While the Republic may no longer be able to call upon Robbie Keane, they do still have threats and Ivanovic has seen enough of the likes of Shane Long and Jonathan Walters in the Premier League to know he and his team-mates will have their hands full at the Crvena Zvezda Stadium.
He said: "Ireland is a very difficult opponent to start the qualification with - I would say the most difficult, probably - but if we play like we did and like we have trained for this type of play, then we can do well.
"Ireland is an opponent that needs to be respected, that demands respect, and what I am especially impressed about is their level of continuity.
"They have been playing together for a while, there's a nice mix of young players and players with experience, and it might be the fact that I have played in the Premier League for so long that I understand how difficult an opponent Ireland really is.
"They are aggressive and they make up for any faults that the team might have by giving their all every second, and each of the players - and especially the two that you mentioned (Long and Walters) - are very difficult to defend against."
Serbia go into the campaign having undergone something of an overhaul with new head coach Slavoljub Muslin charged with the task of taking the nation to the finals of a major tournament for the first time since the 2010 World Cup in South Africa.
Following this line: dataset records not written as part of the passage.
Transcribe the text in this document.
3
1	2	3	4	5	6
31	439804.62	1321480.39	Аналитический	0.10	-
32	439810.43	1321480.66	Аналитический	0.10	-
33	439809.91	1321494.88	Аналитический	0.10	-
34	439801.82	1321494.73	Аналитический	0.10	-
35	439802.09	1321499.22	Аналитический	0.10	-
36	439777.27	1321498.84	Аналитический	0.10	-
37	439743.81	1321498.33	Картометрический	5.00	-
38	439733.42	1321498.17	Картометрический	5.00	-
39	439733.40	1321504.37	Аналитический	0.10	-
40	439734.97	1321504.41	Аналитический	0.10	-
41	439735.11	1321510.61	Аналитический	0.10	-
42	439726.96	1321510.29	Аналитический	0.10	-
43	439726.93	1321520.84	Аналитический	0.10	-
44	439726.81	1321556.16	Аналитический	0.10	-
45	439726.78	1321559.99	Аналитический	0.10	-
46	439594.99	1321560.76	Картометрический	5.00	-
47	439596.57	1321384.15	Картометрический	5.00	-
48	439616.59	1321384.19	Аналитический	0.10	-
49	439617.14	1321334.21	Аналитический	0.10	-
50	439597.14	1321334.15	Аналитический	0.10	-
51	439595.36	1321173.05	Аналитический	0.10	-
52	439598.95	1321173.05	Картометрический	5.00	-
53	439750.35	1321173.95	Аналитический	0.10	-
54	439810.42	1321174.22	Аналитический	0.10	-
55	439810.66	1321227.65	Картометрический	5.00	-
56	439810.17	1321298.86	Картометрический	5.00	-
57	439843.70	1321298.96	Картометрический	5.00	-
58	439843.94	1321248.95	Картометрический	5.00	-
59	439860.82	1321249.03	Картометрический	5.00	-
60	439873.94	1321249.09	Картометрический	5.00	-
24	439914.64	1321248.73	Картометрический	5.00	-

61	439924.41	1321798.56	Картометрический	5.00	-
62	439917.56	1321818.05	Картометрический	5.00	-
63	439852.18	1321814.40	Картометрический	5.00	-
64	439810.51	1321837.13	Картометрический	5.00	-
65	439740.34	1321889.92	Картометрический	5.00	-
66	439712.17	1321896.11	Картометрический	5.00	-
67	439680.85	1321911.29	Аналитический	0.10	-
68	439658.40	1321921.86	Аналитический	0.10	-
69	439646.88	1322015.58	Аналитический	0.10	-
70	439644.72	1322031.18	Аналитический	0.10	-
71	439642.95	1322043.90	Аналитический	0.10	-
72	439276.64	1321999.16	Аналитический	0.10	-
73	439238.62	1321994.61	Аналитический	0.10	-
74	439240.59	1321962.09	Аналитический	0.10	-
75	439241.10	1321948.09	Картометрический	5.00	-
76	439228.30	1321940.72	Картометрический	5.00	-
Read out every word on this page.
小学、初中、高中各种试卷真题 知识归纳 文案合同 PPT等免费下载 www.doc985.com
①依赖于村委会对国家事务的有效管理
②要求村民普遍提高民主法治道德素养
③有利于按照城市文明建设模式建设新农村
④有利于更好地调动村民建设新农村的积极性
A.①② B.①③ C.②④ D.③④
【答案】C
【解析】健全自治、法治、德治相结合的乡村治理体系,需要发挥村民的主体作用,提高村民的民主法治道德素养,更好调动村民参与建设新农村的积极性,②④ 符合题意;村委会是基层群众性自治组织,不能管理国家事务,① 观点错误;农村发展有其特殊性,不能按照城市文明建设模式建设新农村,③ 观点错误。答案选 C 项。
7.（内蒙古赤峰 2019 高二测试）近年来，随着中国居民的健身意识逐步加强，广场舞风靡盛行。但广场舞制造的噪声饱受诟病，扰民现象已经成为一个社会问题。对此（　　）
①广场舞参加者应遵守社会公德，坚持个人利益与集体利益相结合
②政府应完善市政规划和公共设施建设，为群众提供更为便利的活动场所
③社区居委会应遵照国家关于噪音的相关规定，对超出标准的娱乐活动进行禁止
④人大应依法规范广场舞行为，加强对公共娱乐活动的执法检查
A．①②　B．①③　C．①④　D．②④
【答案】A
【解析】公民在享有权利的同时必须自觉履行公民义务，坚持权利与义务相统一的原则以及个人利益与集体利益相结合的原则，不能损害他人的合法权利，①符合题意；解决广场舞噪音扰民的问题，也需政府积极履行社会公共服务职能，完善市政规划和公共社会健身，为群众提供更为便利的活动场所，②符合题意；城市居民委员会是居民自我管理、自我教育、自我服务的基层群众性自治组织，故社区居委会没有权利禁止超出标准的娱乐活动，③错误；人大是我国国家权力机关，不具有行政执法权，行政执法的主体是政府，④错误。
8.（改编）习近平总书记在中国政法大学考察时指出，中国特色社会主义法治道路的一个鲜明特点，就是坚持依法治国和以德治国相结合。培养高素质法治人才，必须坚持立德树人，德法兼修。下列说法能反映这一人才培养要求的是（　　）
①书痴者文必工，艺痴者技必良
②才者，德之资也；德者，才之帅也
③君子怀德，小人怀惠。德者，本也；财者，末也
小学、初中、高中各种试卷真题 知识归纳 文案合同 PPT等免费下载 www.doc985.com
Ivanovic admits not making it to the big stage during the intervening period has been painful - their cause has not been helped by the abandonment of qualifiers against Italy and Albania because of crowd and on-field trouble respectively in recent years - while the Republic and Wales excelled to differing degrees at the Euro 2016 finals this summer.
He said: "The biggest disappointment for a player and for a professional is not to be at the highest level of competition at major competitions like European Championships, like the World Cup, and we are the ones who are most to blame for this.
"Of course, there were a couple of situations that were not up to us and that were not our fault, but these things happen and I think we are ready to go forward now.
"I know that this is a difficult opponent and there are some difficult opponents in this group, but I also recognise the quality that Ireland and Wales and other teams like this have and I'm not surprised that they made it to the European Championships."
Muslin, who will be without key duo Aleksandar Kolarov and Nemanja Matic through suspension, has been at the helm for around four months and has sought to marry discipline to what was an already talented squad.
He has stressed the importance of getting their qualifying campaign off on the right foot, but also reminded onlookers that his side's fate will not be decided on Monday.
He said: "Serbia will be going into each match playing for a win whether we play at home, whether we play away, and especially since our first match in the qualifiers is at home, we will be going for the three points.
"This match is very, very important to start well, but it is not crucial. There are many more games to come and it is a long qualifying period."